Quelles orientations prendront l’ASEAN, l’ASEAN+3, l’ARF le sommet de l’Asie de l’Est etc... dans les prochaines années ? Quel type de relations avec l’UE ? Ce débat asie organisé avec l’ASEF dans le cadre de l’European Lecture Tour a permis de mettre en perspective deux expériences complémentaires du processus de régionalisation, européenne et asiatique.
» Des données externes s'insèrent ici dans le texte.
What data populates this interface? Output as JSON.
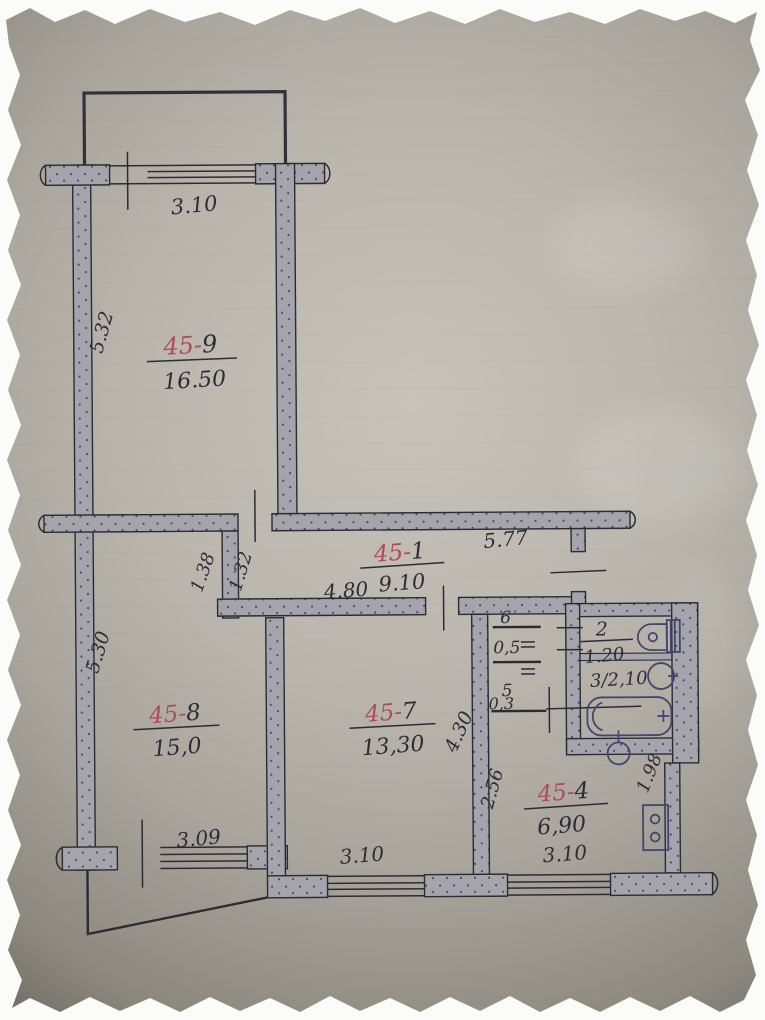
{
  "document": {
    "type": "hand-drawn apartment floor plan photo",
    "colors": {
      "ink": "#2c2b34",
      "red_ink": "#b04a5e",
      "blue_ink": "#45456e",
      "paper": "#bab6ad",
      "wall_fill": "#a5a4ad"
    }
  },
  "rooms": [
    {
      "prefix": "45-",
      "suffix": "9",
      "area": "16.50"
    },
    {
      "prefix": "45-",
      "suffix": "1",
      "area": "9.10"
    },
    {
      "prefix": "45-",
      "suffix": "8",
      "area": "15,0"
    },
    {
      "prefix": "45-",
      "suffix": "7",
      "area": "13,30"
    },
    {
      "prefix": "45-",
      "suffix": "4",
      "area": "6,90"
    }
  ],
  "small_rooms": {
    "wc_label": "2",
    "wc_area": "1.20",
    "bath_label": "3/2,10",
    "closet6_label": "6",
    "closet6_area": "0,5",
    "closet5_label": "5",
    "closet5_area": "0,3"
  },
  "dimensions": {
    "top_window": "3.10",
    "left_upper_wall": "5.32",
    "hall_top": "5.77",
    "hall_bottom": "4.80",
    "niche_left": "1.38",
    "niche_right": "1.32",
    "left_lower_wall": "5.30",
    "room8_window": "3.09",
    "room7_side": "4.30",
    "kitchen_side": "2.56",
    "room7_window": "3.10",
    "kitchen_window": "3.10",
    "kitchen_right": "1.98"
  }
}
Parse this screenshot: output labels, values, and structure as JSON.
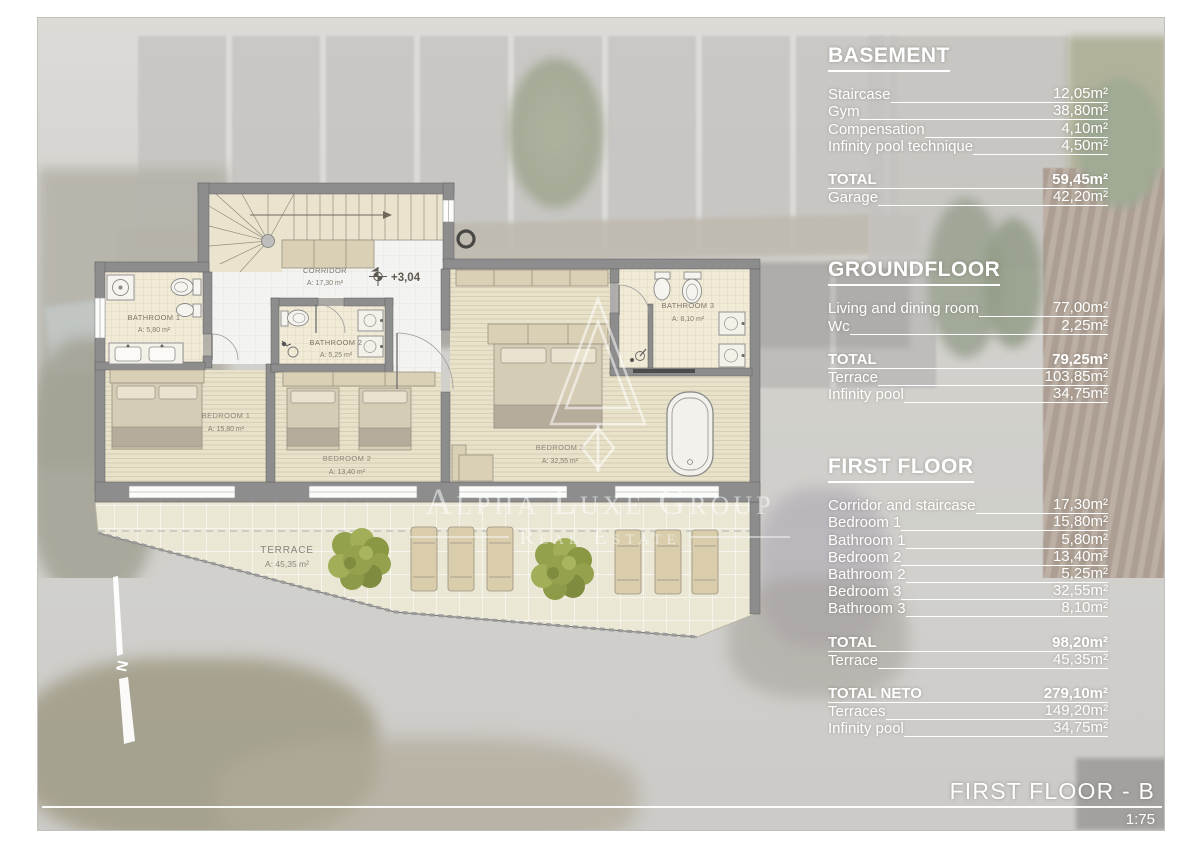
{
  "document": {
    "title": "FIRST FLOOR - B",
    "scale": "1:75",
    "level_marker": "+3,04",
    "north_label": "N"
  },
  "watermark": {
    "name": "Alpha Luxe Group",
    "tagline": "Real Estate"
  },
  "floor_plan": {
    "rooms": {
      "corridor": {
        "name": "CORRIDOR",
        "area": "A: 17,30 m²"
      },
      "bathroom1": {
        "name": "BATHROOM 1",
        "area": "A: 5,80 m²"
      },
      "bathroom2": {
        "name": "BATHROOM 2",
        "area": "A: 5,25 m²"
      },
      "bathroom3": {
        "name": "BATHROOM 3",
        "area": "A: 8,10 m²"
      },
      "bedroom1": {
        "name": "BEDROOM 1",
        "area": "A: 15,80 m²"
      },
      "bedroom2": {
        "name": "BEDROOM 2",
        "area": "A: 13,40 m²"
      },
      "bedroom3": {
        "name": "BEDROOM 3",
        "area": "A: 32,55 m²"
      },
      "terrace": {
        "name": "TERRACE",
        "area": "A: 45,35 m²"
      }
    }
  },
  "area_schedule": {
    "sections": [
      {
        "heading": "BASEMENT",
        "groups": [
          {
            "rows": [
              {
                "label": "Staircase",
                "value": "12,05m²"
              },
              {
                "label": "Gym",
                "value": "38,80m²"
              },
              {
                "label": "Compensation",
                "value": "4,10m²"
              },
              {
                "label": "Infinity pool technique",
                "value": "4,50m²"
              }
            ]
          },
          {
            "rows": [
              {
                "label": "TOTAL",
                "value": "59,45m²",
                "bold": true
              },
              {
                "label": "Garage",
                "value": "42,20m²"
              }
            ]
          }
        ]
      },
      {
        "heading": "GROUNDFLOOR",
        "groups": [
          {
            "rows": [
              {
                "label": "Living and dining room",
                "value": "77,00m²"
              },
              {
                "label": "Wc",
                "value": "2,25m²"
              }
            ]
          },
          {
            "rows": [
              {
                "label": "TOTAL",
                "value": "79,25m²",
                "bold": true
              },
              {
                "label": "Terrace",
                "value": "103,85m²"
              },
              {
                "label": "Infinity pool",
                "value": "34,75m²"
              }
            ]
          }
        ]
      },
      {
        "heading": "FIRST FLOOR",
        "groups": [
          {
            "rows": [
              {
                "label": "Corridor and staircase",
                "value": "17,30m²"
              },
              {
                "label": "Bedroom 1",
                "value": "15,80m²"
              },
              {
                "label": "Bathroom 1",
                "value": "5,80m²"
              },
              {
                "label": "Bedroom 2",
                "value": "13,40m²"
              },
              {
                "label": "Bathroom 2",
                "value": "5,25m²"
              },
              {
                "label": "Bedroom 3",
                "value": "32,55m²"
              },
              {
                "label": "Bathroom 3",
                "value": "8,10m²"
              }
            ]
          },
          {
            "rows": [
              {
                "label": "TOTAL",
                "value": "98,20m²",
                "bold": true
              },
              {
                "label": "Terrace",
                "value": "45,35m²"
              }
            ]
          },
          {
            "rows": [
              {
                "label": "TOTAL NETO",
                "value": "279,10m²",
                "bold": true
              },
              {
                "label": "Terraces",
                "value": "149,20m²"
              },
              {
                "label": "Infinity pool",
                "value": "34,75m²"
              }
            ]
          }
        ]
      }
    ]
  },
  "colors": {
    "wall": "#8d8d8d",
    "wood_floor": "#e8e2cb",
    "bathroom_tile": "#f0ead6",
    "terrace_tile": "#ebe7d5",
    "furniture": "#d9d0b6",
    "tree": "#96a14e",
    "panel_text": "#ffffff",
    "plan_label": "#7d766a"
  }
}
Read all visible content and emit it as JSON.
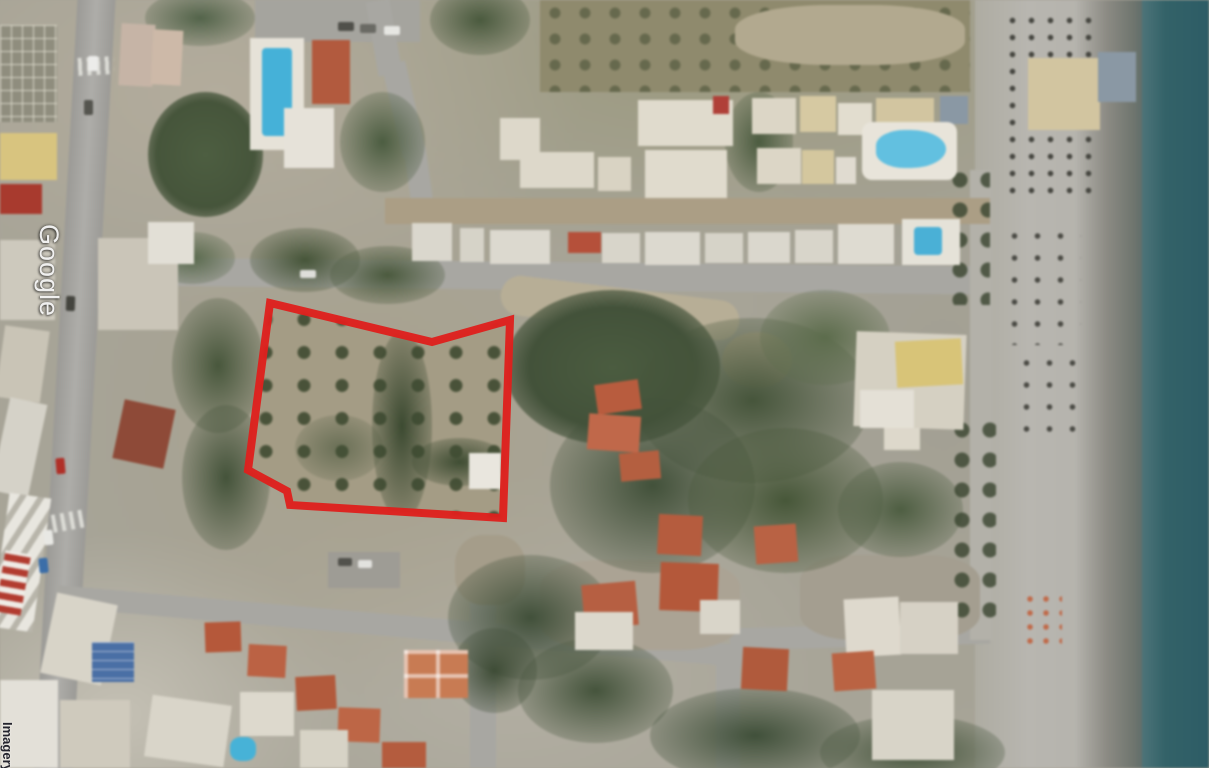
{
  "watermark": {
    "brand": "Google",
    "attribution": "Imagery"
  },
  "overlay": {
    "label": "plot-boundary",
    "stroke_color": "#de201d",
    "stroke_width": 8,
    "points": [
      [
        270,
        303
      ],
      [
        432,
        342
      ],
      [
        510,
        320
      ],
      [
        503,
        518
      ],
      [
        290,
        505
      ],
      [
        287,
        491
      ],
      [
        248,
        470
      ]
    ]
  },
  "scene": {
    "type": "satellite-aerial",
    "description": "coastal village with olive-grove plot outlined in red, beach and sea on the right",
    "sea_color": "#2e5f68",
    "sand_color": "#b5b3ac",
    "pool_color": "#45b1d8",
    "roof_color": "#b25a3e"
  }
}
Plusieurs points ont ensuite été soulevés lors du débat animé par
A. Bourrier (RFI, Asia Presse), O. Monange (CNCCEF) et S. Boisseau du Rocher: le choix entre des « Etats-Unis d’Asie » et une « UE asiatique », l’accroissement de la convergence entre les intégrations européennes et asiatiques, la lassitude des Européens face à la sur-régulation de l’UE a contrario de la sous-régulation de l’ASEAN, la croissance de la Chine comme opportunité ou menace pour l’ASEAN, l’évolution des partenaires de l’ASEAN avec l’importance que prennent l’Inde, l’Australie et la Nouvelle-Zélande dans les sommets d’Asie de l’Est, le manque d’influence et de visibilité de l’Europe en Asie, les Etats-Unis comme facteur de la construction régionale de l’Asie de l’Est ; et enfin la possibilité pour l’UE et l’ASEAN de devenir des réalités politiques.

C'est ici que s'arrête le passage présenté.